Her name is Briley Jane...

It's been a while, I know. I want to share with the world our new little girl Briley Jane. Troy and I welcomed her into this world on Wednesday Feburary 1, 2012 at 3:36 pm weighing 7lbs 6oz and 20 1/2 inches long. She is beautiful. She has dark brown hair and blue eyes. She has her daddy's eyes and her momma's nose. God made her perfectly, He made her just for us.

When we found out we were pregnant, there were a lot of emotions. To be honest, we were finished having kids after Trace. Then God had other plans for us and now that she's here I know now why.

If you know me and you know my history, you know about my relationship with my mother. It's a story that no child should ever have to explain. Growing up I had a good childhood because of my dad and my dad's parents. My mother wasn't a mother. My grandparents gave me a good life. But a girl should have her mother to raise her, to teach her how to be a strong woman, a mother, and a wife. She didn't. I believe that not all women were made to be mothers. My insecurities with my mom has caused a lot of heartache and pain. I've almost lost a couple of amazing friends because of my issues with trust and people wanting to be close to me. Thank God, they love me and wanted to stay in my life. I know that God has put them in my life.

 We found out on October 11th that we were having a little girl. I was scared to death. How was I going to raise a little girl? To be honest I was afraid that I wasn't going to be a good mother to a girl, just because of my history with my mom. What if i didn't connect with her? I was worried, then I layed eyes on her and my whole world changed.

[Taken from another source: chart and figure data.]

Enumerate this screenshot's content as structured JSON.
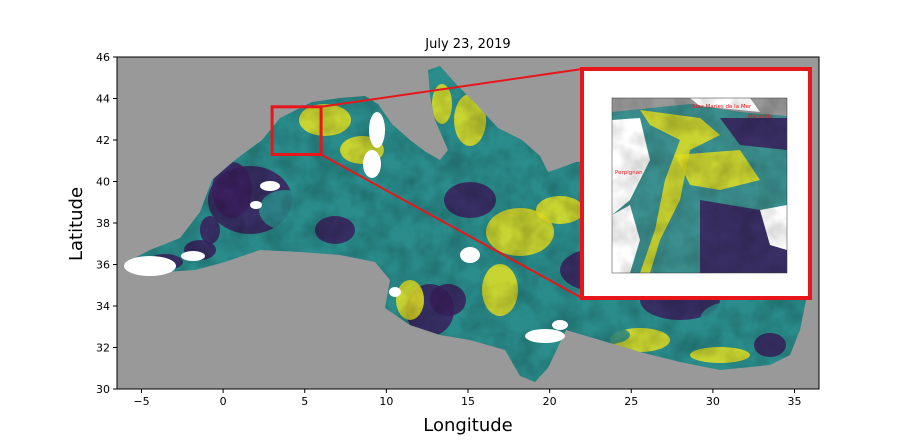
{
  "title": "July 23, 2019",
  "xlabel": "Longitude",
  "ylabel": "Latitude",
  "xlim": [
    -6.5,
    36.5
  ],
  "ylim": [
    30,
    46
  ],
  "x_ticks": [
    -5,
    0,
    5,
    10,
    15,
    20,
    25,
    30,
    35
  ],
  "y_ticks": [
    30,
    32,
    34,
    36,
    38,
    40,
    42,
    44,
    46
  ],
  "colors": {
    "no_data": "#999999",
    "land": "#ffffff",
    "highlight": "#e8151b",
    "low": "#3b1e5e",
    "mid": "#2a8d8c",
    "high": "#e4e021"
  },
  "inset": {
    "region_lon": [
      3.0,
      6.0
    ],
    "region_lat": [
      41.3,
      43.6
    ],
    "place_labels": {
      "saintes_maries": "Stes Maries de la Mer",
      "marseille": "Marseille",
      "perpignan": "Perpignan"
    }
  }
}
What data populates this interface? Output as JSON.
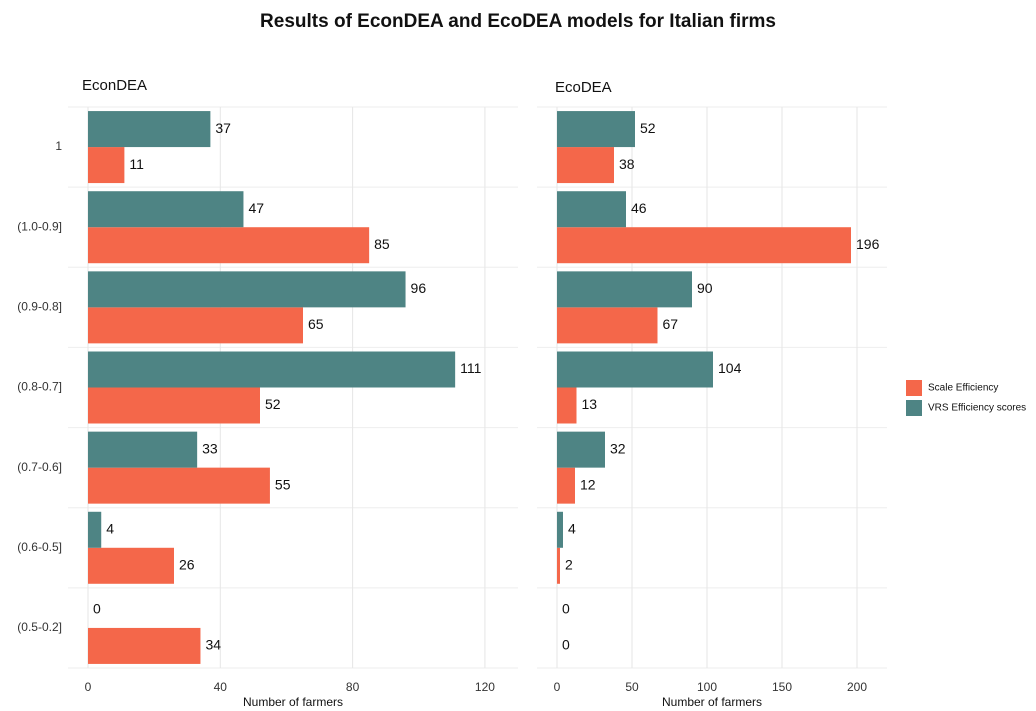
{
  "title": "Results of EconDEA and EcoDEA models for Italian firms",
  "chart_data": [
    {
      "type": "bar",
      "orientation": "horizontal",
      "subtitle": "EconDEA",
      "x_label": "Number of farmers",
      "categories": [
        "1",
        "(1.0-0.9]",
        "(0.9-0.8]",
        "(0.8-0.7]",
        "(0.7-0.6]",
        "(0.6-0.5]",
        "(0.5-0.2]"
      ],
      "series": [
        {
          "name": "Scale Efficiency",
          "color": "#f4674a",
          "values": [
            11,
            85,
            65,
            52,
            55,
            26,
            34
          ]
        },
        {
          "name": "VRS Efficiency scores",
          "color": "#4e8484",
          "values": [
            37,
            47,
            96,
            111,
            33,
            4,
            0
          ]
        }
      ],
      "xlim": [
        0,
        130
      ],
      "xticks": [
        0,
        40,
        80,
        120
      ],
      "grid": true
    },
    {
      "type": "bar",
      "orientation": "horizontal",
      "subtitle": "EcoDEA",
      "x_label": "Number of farmers",
      "series": [
        {
          "color": "#f4674a",
          "values": [
            38,
            196,
            67,
            13,
            12,
            2,
            0
          ]
        },
        {
          "color": "#4e8484",
          "values": [
            52,
            46,
            90,
            104,
            32,
            4,
            0
          ]
        }
      ],
      "xlim": [
        0,
        220
      ],
      "xticks": [
        0,
        50,
        100,
        150,
        200
      ],
      "grid": true
    }
  ]
}
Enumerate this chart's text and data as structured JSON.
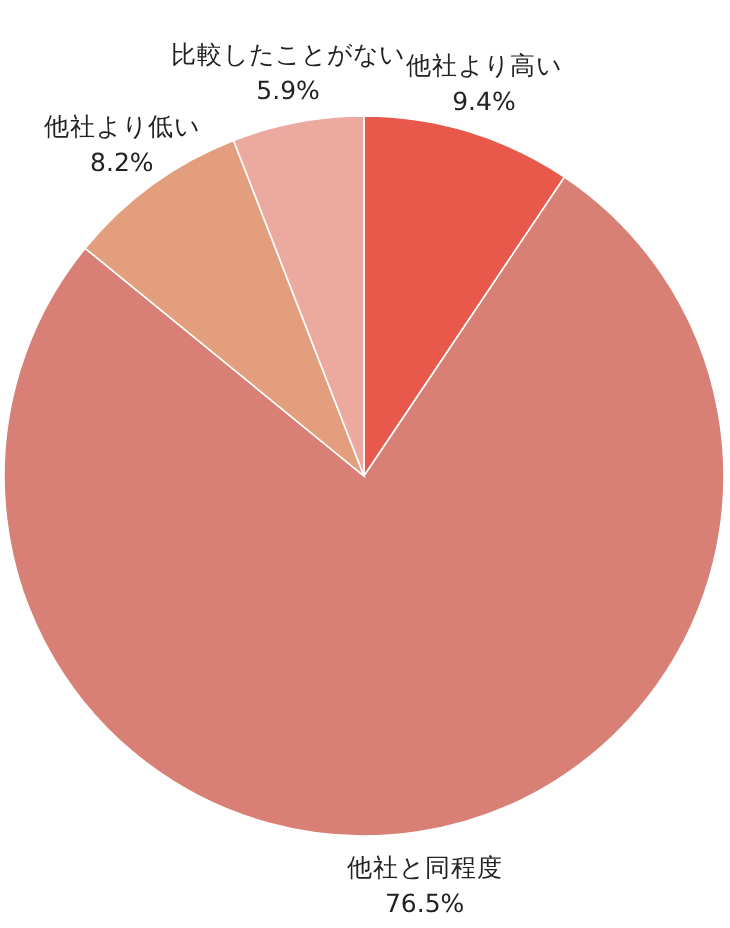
{
  "chart_data": {
    "type": "pie",
    "categories": [
      "他社より高い",
      "他社と同程度",
      "他社より低い",
      "比較したことがない"
    ],
    "values": [
      9.4,
      76.5,
      8.2,
      5.9
    ],
    "colors": [
      "#e8594b",
      "#d98076",
      "#e39e7e",
      "#eba9a0"
    ],
    "value_labels": [
      "9.4%",
      "76.5%",
      "8.2%",
      "5.9%"
    ]
  }
}
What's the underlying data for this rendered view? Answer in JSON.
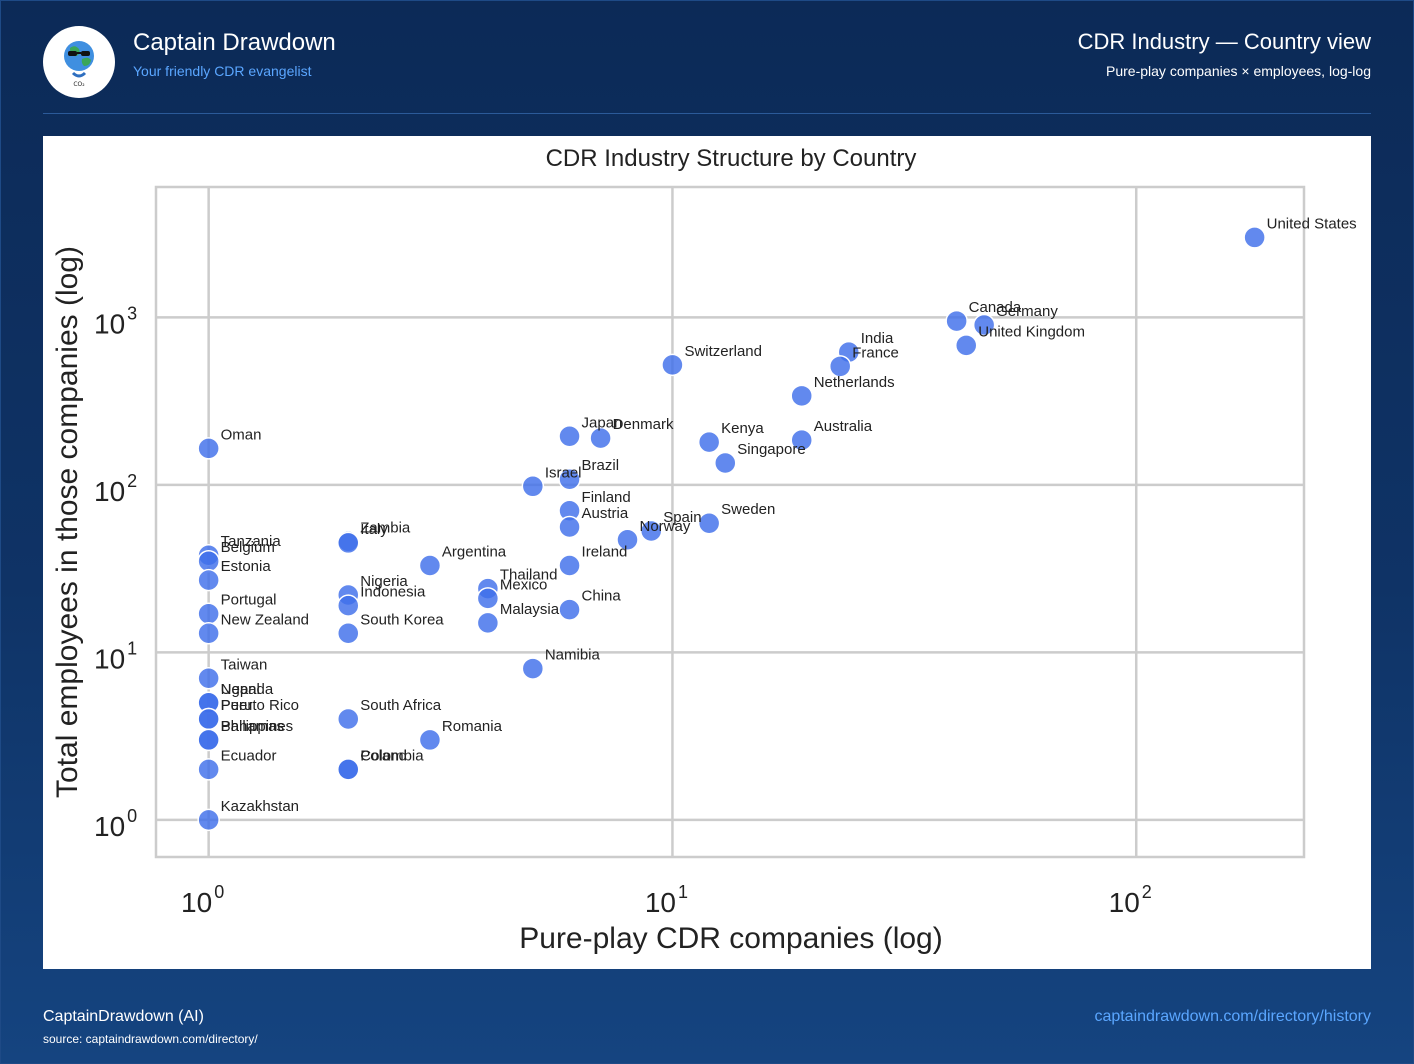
{
  "header": {
    "brand_title": "Captain Drawdown",
    "brand_subtitle": "Your friendly CDR evangelist",
    "page_title": "CDR Industry — Country view",
    "page_subtitle": "Pure-play companies × employees, log-log"
  },
  "logo": {
    "icon": "earth-mascot-icon",
    "text": "CO₂"
  },
  "footer": {
    "author": "CaptainDrawdown (AI)",
    "source": "source: captaindrawdown.com/directory/",
    "link": "captaindrawdown.com/directory/history"
  },
  "colors": {
    "point": "#3f6fea",
    "accent": "#5aa6ff",
    "background": "#0f3366"
  },
  "chart_data": {
    "type": "scatter",
    "title": "CDR Industry Structure by Country",
    "xlabel": "Pure-play CDR companies (log)",
    "ylabel": "Total employees in those companies (log)",
    "xscale": "log",
    "yscale": "log",
    "xlim": [
      0.77,
      230
    ],
    "ylim": [
      0.6,
      6000
    ],
    "grid": true,
    "x_ticks": [
      {
        "base": "10",
        "exp": "0",
        "value": 1
      },
      {
        "base": "10",
        "exp": "1",
        "value": 10
      },
      {
        "base": "10",
        "exp": "2",
        "value": 100
      }
    ],
    "y_ticks": [
      {
        "base": "10",
        "exp": "0",
        "value": 1
      },
      {
        "base": "10",
        "exp": "1",
        "value": 10
      },
      {
        "base": "10",
        "exp": "2",
        "value": 100
      },
      {
        "base": "10",
        "exp": "3",
        "value": 1000
      }
    ],
    "points": [
      {
        "label": "United States",
        "x": 180,
        "y": 3000
      },
      {
        "label": "Canada",
        "x": 41,
        "y": 950
      },
      {
        "label": "Germany",
        "x": 47,
        "y": 900
      },
      {
        "label": "United Kingdom",
        "x": 43,
        "y": 680
      },
      {
        "label": "India",
        "x": 24,
        "y": 620
      },
      {
        "label": "France",
        "x": 23,
        "y": 510
      },
      {
        "label": "Switzerland",
        "x": 10,
        "y": 520
      },
      {
        "label": "Netherlands",
        "x": 19,
        "y": 340
      },
      {
        "label": "Australia",
        "x": 19,
        "y": 185
      },
      {
        "label": "Kenya",
        "x": 12,
        "y": 180
      },
      {
        "label": "Singapore",
        "x": 13,
        "y": 135
      },
      {
        "label": "Japan",
        "x": 6,
        "y": 195
      },
      {
        "label": "Denmark",
        "x": 7,
        "y": 190
      },
      {
        "label": "Oman",
        "x": 1,
        "y": 165
      },
      {
        "label": "Brazil",
        "x": 6,
        "y": 108
      },
      {
        "label": "Israel",
        "x": 5,
        "y": 98
      },
      {
        "label": "Finland",
        "x": 6,
        "y": 70
      },
      {
        "label": "Austria",
        "x": 6,
        "y": 56
      },
      {
        "label": "Sweden",
        "x": 12,
        "y": 59
      },
      {
        "label": "Norway",
        "x": 8,
        "y": 47
      },
      {
        "label": "Spain",
        "x": 9,
        "y": 53
      },
      {
        "label": "Ireland",
        "x": 6,
        "y": 33
      },
      {
        "label": "Zambia",
        "x": 2,
        "y": 46
      },
      {
        "label": "Italy",
        "x": 2,
        "y": 45
      },
      {
        "label": "Argentina",
        "x": 3,
        "y": 33
      },
      {
        "label": "Tanzania",
        "x": 1,
        "y": 38
      },
      {
        "label": "Belgium",
        "x": 1,
        "y": 35
      },
      {
        "label": "Estonia",
        "x": 1,
        "y": 27
      },
      {
        "label": "Thailand",
        "x": 4,
        "y": 24
      },
      {
        "label": "Mexico",
        "x": 4,
        "y": 21
      },
      {
        "label": "Nigeria",
        "x": 2,
        "y": 22
      },
      {
        "label": "Indonesia",
        "x": 2,
        "y": 19
      },
      {
        "label": "China",
        "x": 6,
        "y": 18
      },
      {
        "label": "Malaysia",
        "x": 4,
        "y": 15
      },
      {
        "label": "Portugal",
        "x": 1,
        "y": 17
      },
      {
        "label": "New Zealand",
        "x": 1,
        "y": 13
      },
      {
        "label": "South Korea",
        "x": 2,
        "y": 13
      },
      {
        "label": "Namibia",
        "x": 5,
        "y": 8
      },
      {
        "label": "Taiwan",
        "x": 1,
        "y": 7
      },
      {
        "label": "Nepal",
        "x": 1,
        "y": 5
      },
      {
        "label": "Uganda",
        "x": 1,
        "y": 5
      },
      {
        "label": "Peru",
        "x": 1,
        "y": 4
      },
      {
        "label": "Puerto Rico",
        "x": 1,
        "y": 4
      },
      {
        "label": "South Africa",
        "x": 2,
        "y": 4
      },
      {
        "label": "Bahamas",
        "x": 1,
        "y": 3
      },
      {
        "label": "Philippines",
        "x": 1,
        "y": 3
      },
      {
        "label": "Romania",
        "x": 3,
        "y": 3
      },
      {
        "label": "Ecuador",
        "x": 1,
        "y": 2
      },
      {
        "label": "Poland",
        "x": 2,
        "y": 2
      },
      {
        "label": "Colombia",
        "x": 2,
        "y": 2
      },
      {
        "label": "Kazakhstan",
        "x": 1,
        "y": 1
      }
    ]
  }
}
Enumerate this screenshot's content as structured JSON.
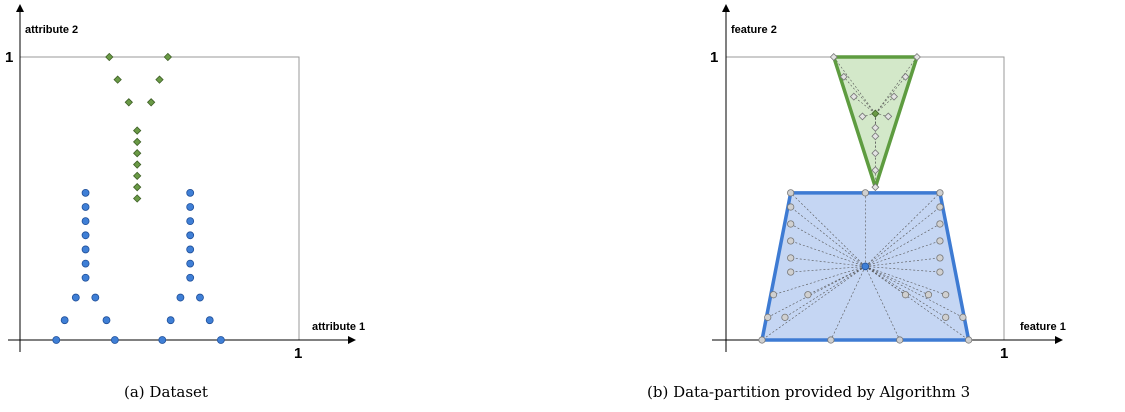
{
  "panels": [
    {
      "id": "a",
      "caption": "(a)  Dataset",
      "x_axis_label": "attribute 1",
      "y_axis_label": "attribute 2",
      "x_tick_label": "1",
      "y_tick_label": "1"
    },
    {
      "id": "b",
      "caption": "(b)  Data-partition provided by Algorithm 3",
      "x_axis_label": "feature 1",
      "y_axis_label": "feature 2",
      "x_tick_label": "1",
      "y_tick_label": "1"
    }
  ],
  "colors": {
    "blue_point": "#3f7fd6",
    "blue_point_stroke": "#1f4f99",
    "green_point": "#6a9a46",
    "green_point_stroke": "#3d5e25",
    "blue_region_fill": "#c5d6f3",
    "blue_region_stroke": "#3e7bd3",
    "green_region_fill": "#d3e8c9",
    "green_region_stroke": "#5e9c40",
    "hollow_point": "#d0d0d0"
  },
  "chart_data": {
    "type": "scatter",
    "dataset": {
      "series": [
        {
          "marker": "circle",
          "points": [
            [
              0.13,
              0.0
            ],
            [
              0.16,
              0.07
            ],
            [
              0.2,
              0.15
            ],
            [
              0.235,
              0.22
            ],
            [
              0.235,
              0.27
            ],
            [
              0.235,
              0.32
            ],
            [
              0.235,
              0.37
            ],
            [
              0.235,
              0.42
            ],
            [
              0.235,
              0.47
            ],
            [
              0.235,
              0.52
            ],
            [
              0.27,
              0.15
            ],
            [
              0.31,
              0.07
            ],
            [
              0.34,
              0.0
            ],
            [
              0.51,
              0.0
            ],
            [
              0.54,
              0.07
            ],
            [
              0.575,
              0.15
            ],
            [
              0.61,
              0.22
            ],
            [
              0.61,
              0.27
            ],
            [
              0.61,
              0.32
            ],
            [
              0.61,
              0.37
            ],
            [
              0.61,
              0.42
            ],
            [
              0.61,
              0.47
            ],
            [
              0.61,
              0.52
            ],
            [
              0.645,
              0.15
            ],
            [
              0.68,
              0.07
            ],
            [
              0.72,
              0.0
            ]
          ]
        },
        {
          "marker": "diamond",
          "points": [
            [
              0.42,
              0.5
            ],
            [
              0.42,
              0.54
            ],
            [
              0.42,
              0.58
            ],
            [
              0.42,
              0.62
            ],
            [
              0.42,
              0.66
            ],
            [
              0.42,
              0.7
            ],
            [
              0.42,
              0.74
            ],
            [
              0.39,
              0.84
            ],
            [
              0.35,
              0.92
            ],
            [
              0.32,
              1.0
            ],
            [
              0.47,
              0.84
            ],
            [
              0.5,
              0.92
            ],
            [
              0.53,
              1.0
            ]
          ]
        }
      ]
    },
    "partition": {
      "regions": [
        {
          "name": "",
          "polygon": [
            [
              0.0,
              0.0
            ],
            [
              0.72,
              0.0
            ],
            [
              0.62,
              0.52
            ],
            [
              0.1,
              0.52
            ]
          ],
          "center": [
            0.36,
            0.26
          ],
          "boundary_points": [
            [
              0.0,
              0.0
            ],
            [
              0.24,
              0.0
            ],
            [
              0.48,
              0.0
            ],
            [
              0.72,
              0.0
            ],
            [
              0.1,
              0.52
            ],
            [
              0.36,
              0.52
            ],
            [
              0.62,
              0.52
            ],
            [
              0.1,
              0.47
            ],
            [
              0.1,
              0.41
            ],
            [
              0.1,
              0.35
            ],
            [
              0.1,
              0.29
            ],
            [
              0.1,
              0.24
            ],
            [
              0.62,
              0.47
            ],
            [
              0.62,
              0.41
            ],
            [
              0.62,
              0.35
            ],
            [
              0.62,
              0.29
            ],
            [
              0.62,
              0.24
            ],
            [
              0.04,
              0.16
            ],
            [
              0.02,
              0.08
            ],
            [
              0.08,
              0.08
            ],
            [
              0.16,
              0.16
            ],
            [
              0.5,
              0.16
            ],
            [
              0.58,
              0.16
            ],
            [
              0.64,
              0.08
            ],
            [
              0.7,
              0.08
            ],
            [
              0.64,
              0.16
            ]
          ]
        },
        {
          "name": "",
          "polygon": [
            [
              0.25,
              1.0
            ],
            [
              0.54,
              1.0
            ],
            [
              0.395,
              0.54
            ]
          ],
          "center": [
            0.395,
            0.8
          ],
          "boundary_points": [
            [
              0.25,
              1.0
            ],
            [
              0.54,
              1.0
            ],
            [
              0.395,
              0.54
            ],
            [
              0.285,
              0.93
            ],
            [
              0.32,
              0.86
            ],
            [
              0.35,
              0.79
            ],
            [
              0.5,
              0.93
            ],
            [
              0.46,
              0.86
            ],
            [
              0.44,
              0.79
            ],
            [
              0.395,
              0.6
            ],
            [
              0.395,
              0.66
            ],
            [
              0.395,
              0.72
            ],
            [
              0.395,
              0.75
            ]
          ]
        }
      ]
    }
  }
}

I love my little girl, she and her brothers are my world. I love them with my whole heart. I want to be a role model to her and raise her to be a strong woman, mother, and wife... someday in the far far far future. I will be a good mother to her. All my fears are gone now and I love that little girl more than life itself. So now I want to thank my mother. Thank her for showing me how not to be, thank her for making me want to love my children like there's no tomorrow.

God gave me a gift, a gift to prove to myself that I can be different, that I can be a good mother to a little girl. That I'm not like her. He gave me a gift to fill the emptiness of a mother/daughter relationship. He gave me Briley Jane.